· Perseval · Agent evaluation  · 2 min read

From Production Traces to Regression Evals

A practical loop for turning recurring agent failures into evidence-backed eval definitions.

The final answer is often the least informative part of an agent run. It can look plausible even when the trajectory contains a bad tool choice, an ignored constraint, or a recovery that only worked by accident.

A useful evaluation loop starts earlier. It begins with traces from real runs, groups recurring failure patterns, and lets a reviewer confirm the exact evidence before creating an eval definition.

The loop

  1. Collect traces with explicit project, environment, build, and session identity.
  2. Detect recurring failures across runs, not just isolated errors.
  3. Inspect representative examples and the spans that support each diagnosis.
  4. Accept, reject, or defer the finding.
  5. Turn accepted patterns into reviewable eval definitions.
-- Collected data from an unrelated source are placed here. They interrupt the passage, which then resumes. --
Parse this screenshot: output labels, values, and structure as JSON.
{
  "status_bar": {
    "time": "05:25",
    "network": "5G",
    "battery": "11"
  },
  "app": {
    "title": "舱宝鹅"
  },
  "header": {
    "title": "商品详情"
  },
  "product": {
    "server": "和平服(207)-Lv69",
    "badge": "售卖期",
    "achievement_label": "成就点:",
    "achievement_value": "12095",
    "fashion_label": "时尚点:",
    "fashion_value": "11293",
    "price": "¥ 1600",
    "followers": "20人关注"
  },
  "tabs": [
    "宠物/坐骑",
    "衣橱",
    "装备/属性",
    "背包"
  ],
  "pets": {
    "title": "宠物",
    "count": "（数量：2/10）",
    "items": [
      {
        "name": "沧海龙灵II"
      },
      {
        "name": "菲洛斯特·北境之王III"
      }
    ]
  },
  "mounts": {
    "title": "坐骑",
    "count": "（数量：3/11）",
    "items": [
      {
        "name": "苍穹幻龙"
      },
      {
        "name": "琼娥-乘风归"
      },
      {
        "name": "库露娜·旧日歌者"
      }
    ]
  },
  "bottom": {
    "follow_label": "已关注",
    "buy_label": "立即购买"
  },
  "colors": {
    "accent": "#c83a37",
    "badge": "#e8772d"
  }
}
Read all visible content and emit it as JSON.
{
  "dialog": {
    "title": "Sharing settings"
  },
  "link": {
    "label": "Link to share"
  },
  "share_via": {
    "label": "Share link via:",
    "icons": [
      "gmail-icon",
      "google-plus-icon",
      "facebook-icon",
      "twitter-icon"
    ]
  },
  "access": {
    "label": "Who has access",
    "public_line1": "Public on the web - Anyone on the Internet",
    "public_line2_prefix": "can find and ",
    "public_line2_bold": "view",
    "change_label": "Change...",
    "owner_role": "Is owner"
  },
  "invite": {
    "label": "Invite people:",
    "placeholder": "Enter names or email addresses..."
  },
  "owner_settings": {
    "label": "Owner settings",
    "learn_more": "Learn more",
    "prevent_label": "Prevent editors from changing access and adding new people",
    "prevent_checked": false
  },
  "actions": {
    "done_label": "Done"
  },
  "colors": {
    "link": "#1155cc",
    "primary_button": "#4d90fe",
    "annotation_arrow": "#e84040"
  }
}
The important boundary is human review. A generated diagnosis is a lead, not ground truth. The reviewer should be able to see expected behavior, observed behavior, evidence, provenance, and counterexamples before accepting it.

Perseval is designed around this loop. It currently creates and reviews eval definitions. Executing accepted evals against an agent is a later milestone.

Why production evidence matters

Handwritten eval suites cover anticipated failures. Production traces reveal what actually breaks: tool loops, role confusion, missing context, malformed arguments, weak verification, and recoveries that hide the original defect.

When those patterns remain attached to their evidence, the path from incident to regression test stays auditable.